Não vos vou maçar com uma lista de exemplos, aponto apenas para o excelente Creativity Code que descreve computadores capazes de criar (note-se bem o verbo) música, pintura, prosa e poesia originais (note-se bem o adjetivo). E se quiserem podem também ler na primeira pessoa, a histórica derrota do Gary Kasparov num jogo de xadrez contra um computador. E nada disto é novo, já nos longínquos anos 60 foi proposto, com toda a seriedade, que os computadores substituíssem os psicólogos.

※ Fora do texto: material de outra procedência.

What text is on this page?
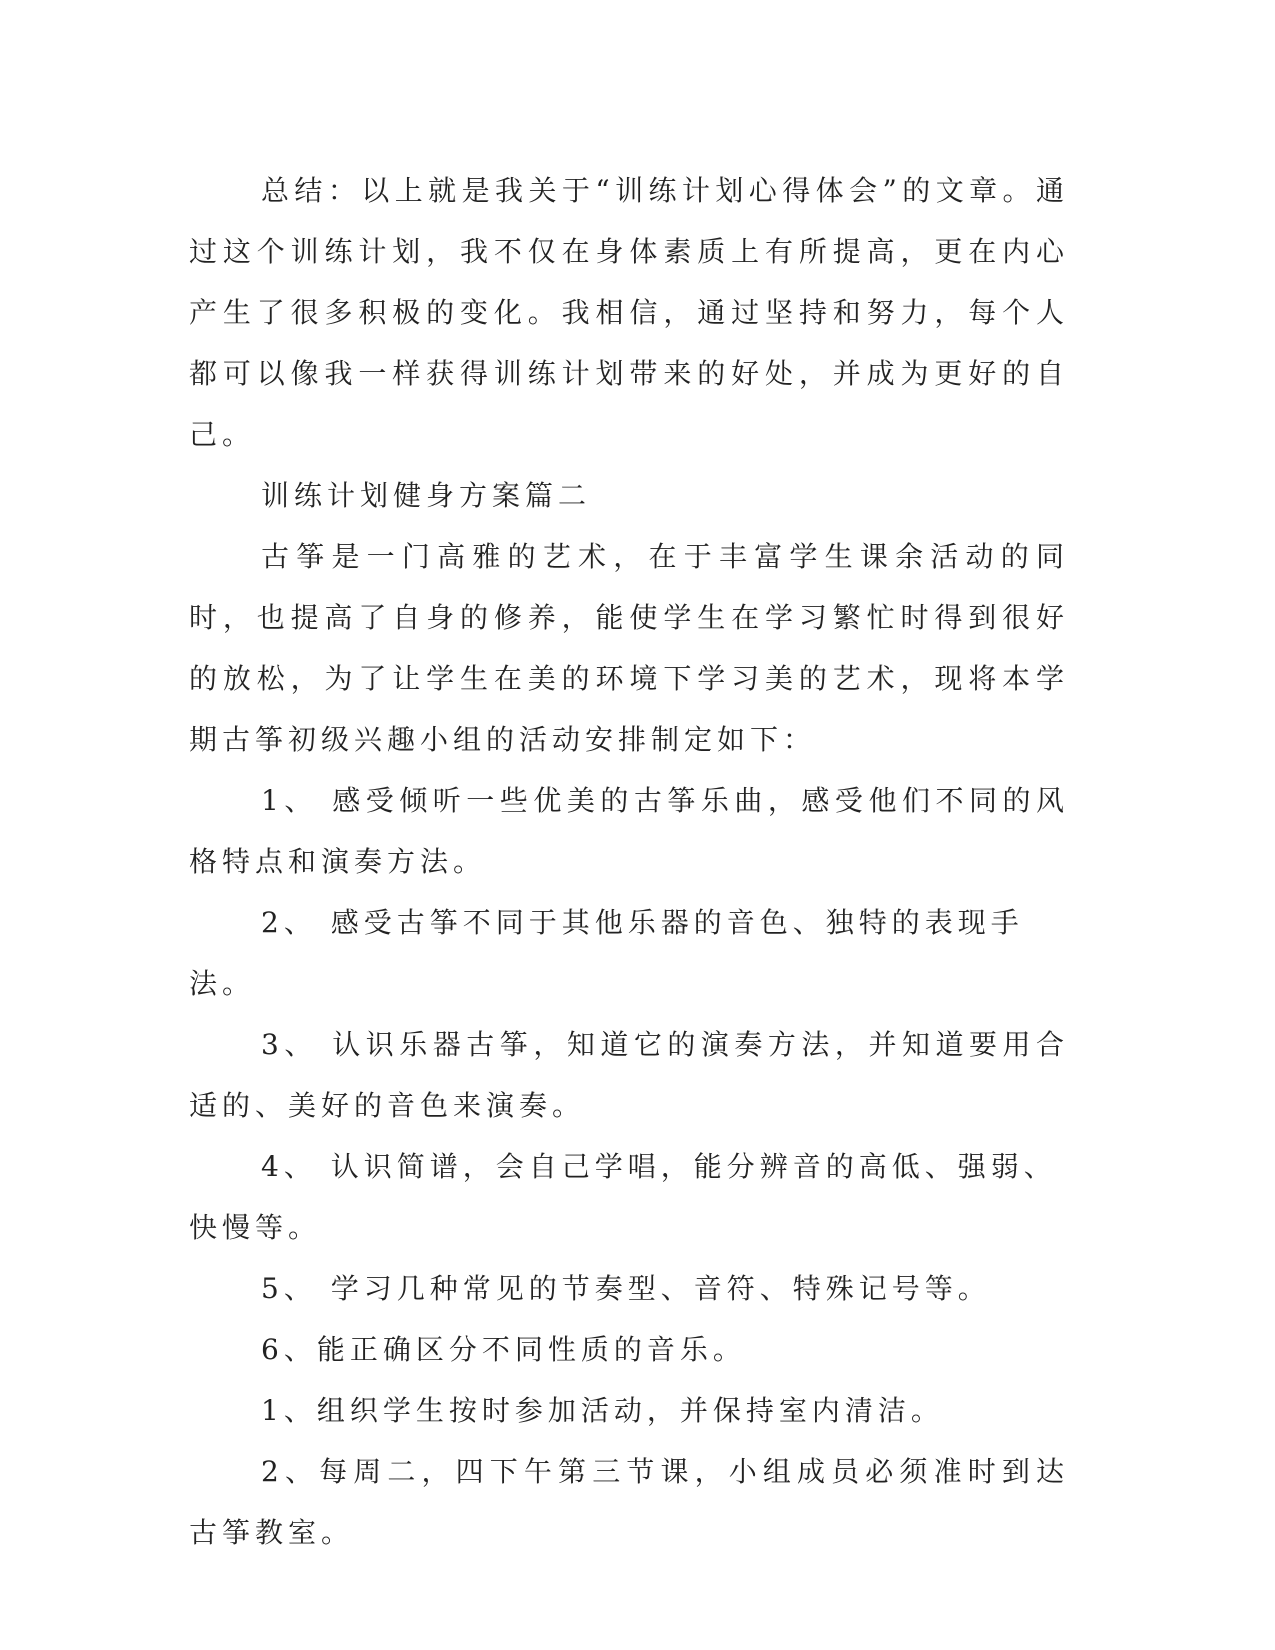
总结：以上就是我关于“训练计划心得体会”的文章。通过这个训练计划，我不仅在身体素质上有所提高，更在内心产生了很多积极的变化。我相信，通过坚持和努力，每个人都可以像我一样获得训练计划带来的好处，并成为更好的自己。

训练计划健身方案篇二

古筝是一门高雅的艺术，在于丰富学生课余活动的同时，也提高了自身的修养，能使学生在学习繁忙时得到很好的放松，为了让学生在美的环境下学习美的艺术，现将本学期古筝初级兴趣小组的活动安排制定如下：

1、 感受倾听一些优美的古筝乐曲，感受他们不同的风格特点和演奏方法。

2、 感受古筝不同于其他乐器的音色、独特的表现手法。

3、 认识乐器古筝，知道它的演奏方法，并知道要用合适的、美好的音色来演奏。

4、 认识简谱，会自己学唱，能分辨音的高低、强弱、快慢等。

5、 学习几种常见的节奏型、音符、特殊记号等。

6、能正确区分不同性质的音乐。

1、组织学生按时参加活动，并保持室内清洁。

2、每周二，四下午第三节课，小组成员必须准时到达古筝教室。
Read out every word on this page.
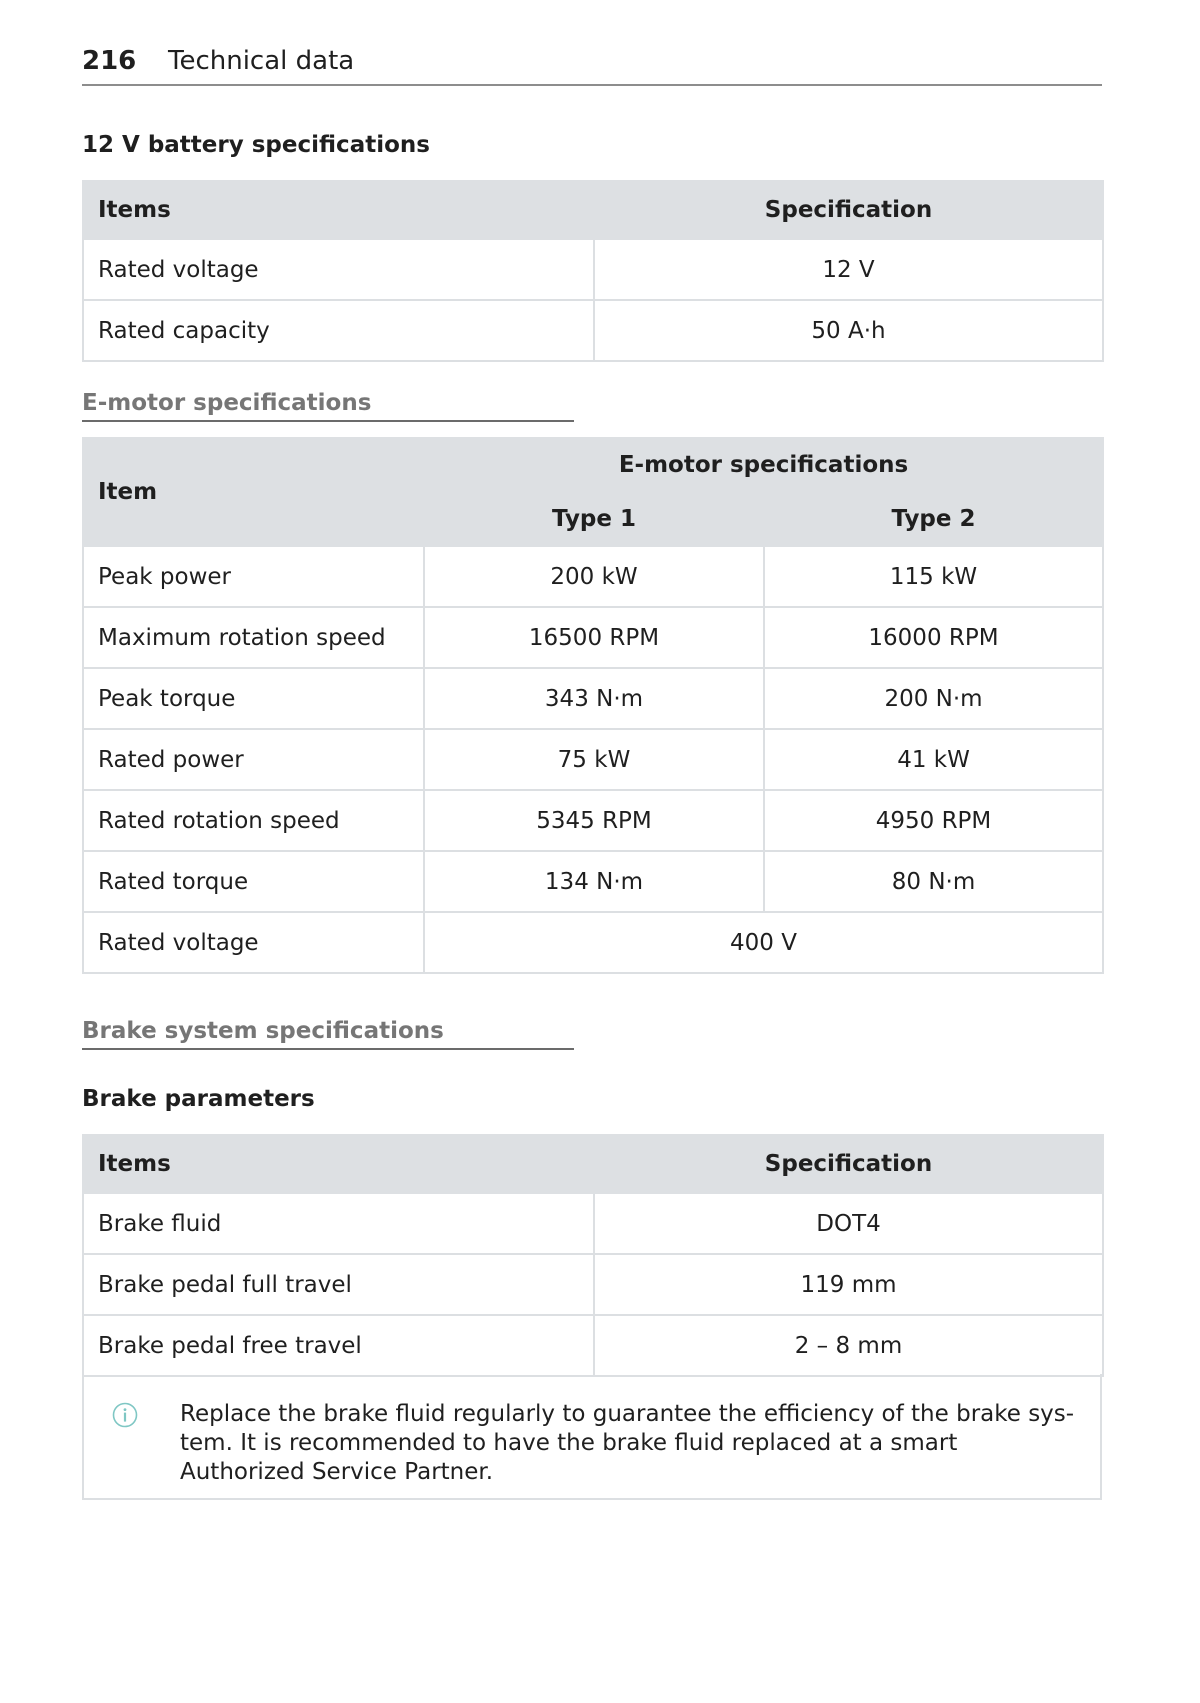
216 Technical data
12 V battery specifications
Items	Specification
Rated voltage	12 V
Rated capacity	50 A·h
E-motor specifications
Item	E-motor specifications	
	Type 1	Type 2
Peak power	200 kW	115 kW
Maximum rotation speed	16500 RPM	16000 RPM
Peak torque	343 N·m	200 N·m
Rated power	75 kW	41 kW
Rated rotation speed	5345 RPM	4950 RPM
Rated torque	134 N·m	80 N·m
Rated voltage	400 V	
Brake system specifications
Brake parameters
Items	Specification
Brake fluid	DOT4
Brake pedal full travel	119 mm
Brake pedal free travel	2 – 8 mm
Replace the brake fluid regularly to guarantee the efficiency of the brake sys-tem. It is recommended to have the brake fluid replaced at a smart Authorized Service Partner.
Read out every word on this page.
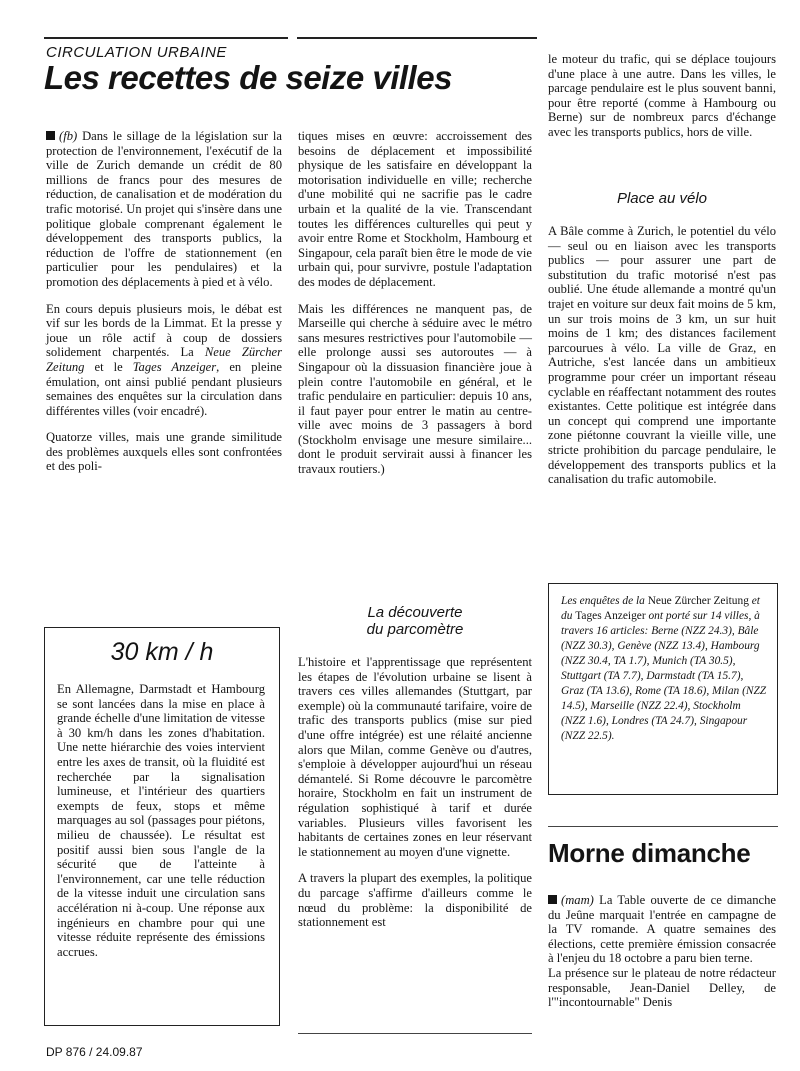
CIRCULATION URBAINE
Les recettes de seize villes

(fb) Dans le sillage de la législation sur la protection de l'environnement, l'exécutif de la ville de Zurich demande un crédit de 80 millions de francs pour des mesures de réduction, de canalisation et de modération du trafic motorisé. Un projet qui s'insère dans une politique globale comprenant également le développement des transports publics, la réduction de l'offre de stationnement (en particulier pour les pendulaires) et la promotion des déplacements à pied et à vélo.

En cours depuis plusieurs mois, le débat est vif sur les bords de la Limmat. Et la presse y joue un rôle actif à coup de dossiers solidement charpentés. La Neue Zürcher Zeitung et le Tages Anzeiger, en pleine émulation, ont ainsi publié pendant plusieurs semaines des enquêtes sur la circulation dans différentes villes (voir encadré).

Quatorze villes, mais une grande similitude des problèmes auxquels elles sont confrontées et des poli-

30 km / h
En Allemagne, Darmstadt et Hambourg se sont lancées dans la mise en place à grande échelle d'une limitation de vitesse à 30 km/h dans les zones d'habitation. Une nette hiérarchie des voies intervient entre les axes de transit, où la fluidité est recherchée par la signalisation lumineuse, et l'intérieur des quartiers exempts de feux, stops et même marquages au sol (passages pour piétons, milieu de chaussée). Le résultat est positif aussi bien sous l'angle de la sécurité que de l'atteinte à l'environnement, car une telle réduction de la vitesse induit une circulation sans accélération ni à-coup. Une réponse aux ingénieurs en chambre pour qui une vitesse réduite représente des émissions accrues.

tiques mises en œuvre: accroissement des besoins de déplacement et impossibilité physique de les satisfaire en développant la motorisation individuelle en ville; recherche d'une mobilité qui ne sacrifie pas le cadre urbain et la qualité de la vie. Transcendant toutes les différences culturelles qui peut y avoir entre Rome et Stockholm, Hambourg et Singapour, cela paraît bien être le mode de vie urbain qui, pour survivre, postule l'adaptation des modes de déplacement.

Mais les différences ne manquent pas, de Marseille qui cherche à séduire avec le métro sans mesures restrictives pour l'automobile — elle prolonge aussi ses autoroutes — à Singapour où la dissuasion financière joue à plein contre l'automobile en général, et le trafic pendulaire en particulier: depuis 10 ans, il faut payer pour entrer le matin au centre-ville avec moins de 3 passagers à bord (Stockholm envisage une mesure similaire... dont le produit servirait aussi à financer les travaux routiers.)

La découverte
du parcomètre

L'histoire et l'apprentissage que représentent les étapes de l'évolution urbaine se lisent à travers ces villes allemandes (Stuttgart, par exemple) où la communauté tarifaire, voire de trafic des transports publics (mise sur pied d'une offre intégrée) est une rélaité ancienne alors que Milan, comme Genève ou d'autres, s'emploie à développer aujourd'hui un réseau démantelé. Si Rome découvre le parcomètre horaire, Stockholm en fait un instrument de régulation sophistiqué à tarif et durée variables. Plusieurs villes favorisent les habitants de certaines zones en leur réservant le stationnement au moyen d'une vignette.

A travers la plupart des exemples, la politique du parcage s'affirme d'ailleurs comme le nœud du problème: la disponibilité de stationnement est

le moteur du trafic, qui se déplace toujours d'une place à une autre. Dans les villes, le parcage pendulaire est le plus souvent banni, pour être reporté (comme à Hambourg ou Berne) sur de nombreux parcs d'échange avec les transports publics, hors de ville.

Place au vélo

A Bâle comme à Zurich, le potentiel du vélo — seul ou en liaison avec les transports publics — pour assurer une part de substitution du trafic motorisé n'est pas oublié. Une étude allemande a montré qu'un trajet en voiture sur deux fait moins de 5 km, un sur trois moins de 3 km, un sur huit moins de 1 km; des distances facilement parcourues à vélo. La ville de Graz, en Autriche, s'est lancée dans un ambitieux programme pour créer un important réseau cyclable en réaffectant notamment des routes existantes. Cette politique est intégrée dans un concept qui comprend une importante zone piétonne couvrant la vieille ville, une stricte prohibition du parcage pendulaire, le développement des transports publics et la canalisation du trafic automobile.

Les enquêtes de la Neue Zürcher Zeitung et du Tages Anzeiger ont porté sur 14 villes, à travers 16 articles: Berne (NZZ 24.3), Bâle (NZZ 30.3), Genève (NZZ 13.4), Hambourg (NZZ 30.4, TA 1.7), Munich (TA 30.5), Stuttgart (TA 7.7), Darmstadt (TA 15.7), Graz (TA 13.6), Rome (TA 18.6), Milan (NZZ 14.5), Marseille (NZZ 22.4), Stockholm (NZZ 1.6), Londres (TA 24.7), Singapour (NZZ 22.5).
Morne dimanche

(mam) La Table ouverte de ce dimanche du Jeûne marquait l'entrée en campagne de la TV romande. A quatre semaines des élections, cette première émission consacrée à l'enjeu du 18 octobre a paru bien terne.

La présence sur le plateau de notre rédacteur responsable, Jean-Daniel Delley, de l'"incontournable" Denis

DP 876 / 24.09.87
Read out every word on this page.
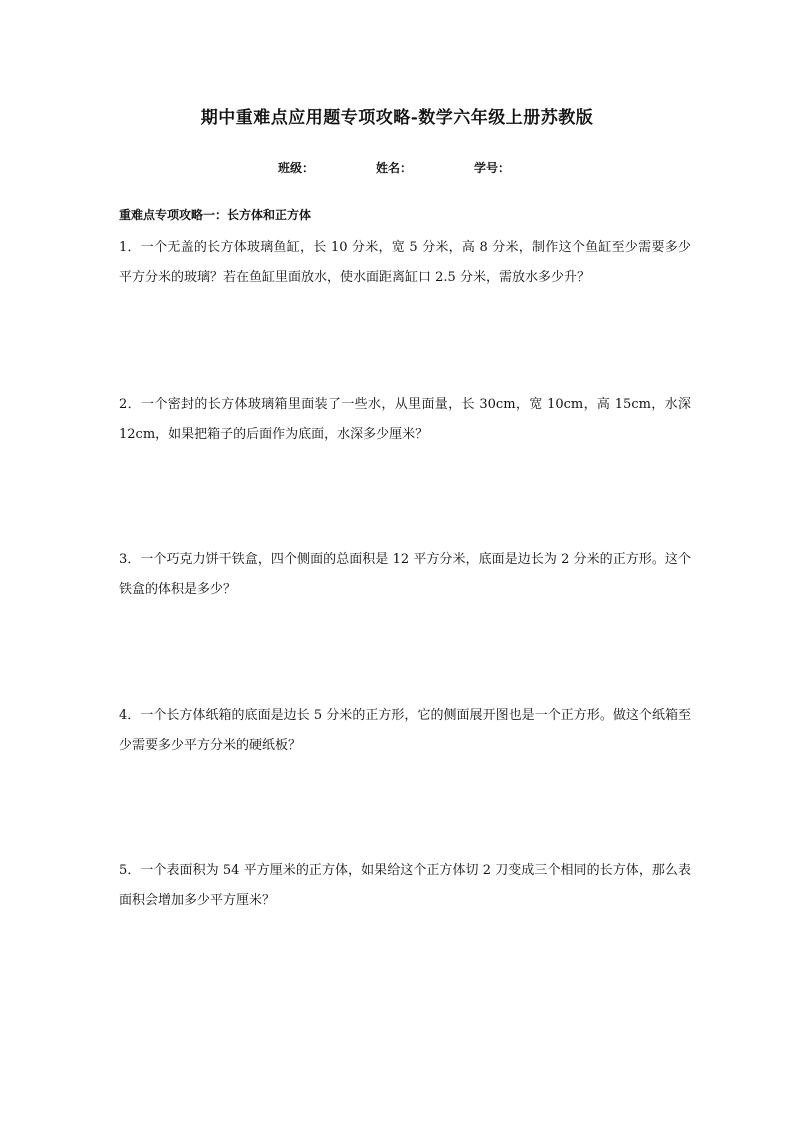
期中重难点应用题专项攻略-数学六年级上册苏教版
班级：	姓名：	学号：
重难点专项攻略一：长方体和正方体
1．一个无盖的长方体玻璃鱼缸，长 10 分米，宽 5 分米，高 8 分米，制作这个鱼缸至少需要多少平方分米的玻璃？若在鱼缸里面放水，使水面距离缸口 2.5 分米，需放水多少升？
2．一个密封的长方体玻璃箱里面装了一些水，从里面量，长 30cm，宽 10cm，高 15cm，水深 12cm，如果把箱子的后面作为底面，水深多少厘米？
3．一个巧克力饼干铁盒，四个侧面的总面积是 12 平方分米，底面是边长为 2 分米的正方形。这个铁盒的体积是多少？
4．一个长方体纸箱的底面是边长 5 分米的正方形，它的侧面展开图也是一个正方形。做这个纸箱至少需要多少平方分米的硬纸板？
5．一个表面积为 54 平方厘米的正方体，如果给这个正方体切 2 刀变成三个相同的长方体，那么表面积会增加多少平方厘米？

Mais, hoje em dia existem computadores para substituir advogados (sim, Ricardo, advogados) e até software para substituir programadores (sim, Nelson, programadores).
Mas mesmo se contornarmos o problema de definir exactamente o que são robots e IA, batemos de frente noutro problema: a automação está por todo o lado. A não ser que se leve uma vida de ermita num dos parques naturais que ainda não arderam, a vida moderna é impossível sem automação. Em vez de explicar como, peço ao leitor que tente imaginar a vida antes da Revolução Industrial, que começou em 1750. Ou, talvez mais fácil, a vida numa aldeia portuguesa em 1960. Quer água ? Agarre no cântaro e vá a pé, até à fonte mais perto. Quer um cântaro ? Vai até ao oleiro, e peça-lhe que lhe faça um. Quer umas calças ? Desloque-se até ao alfaite. A pé, obviamente. Quer fazer o almoço? Desenrasque-se com o que houver na arca, na salgadeira ou no fumeiro. Ou passe fome, que na altura não era assim tão incomum quanto isso.
Para que hoje tenhamos água nas torneiras, electricidade nas tomadas e Wifi para encomendar o almoço, é necessária a existência de um imenso exército de máquinas, e mais recentemente computadores, que mantêm o mundo a funcionar de forma quase automática. Deste exército, vamos taxar exactamente quais? Os sistemas de controlo das ETARs? Os routers WiFi? Os robots da Auto-Europa ? Ou talvez o computador com que muitos de nós trabalha diariamente?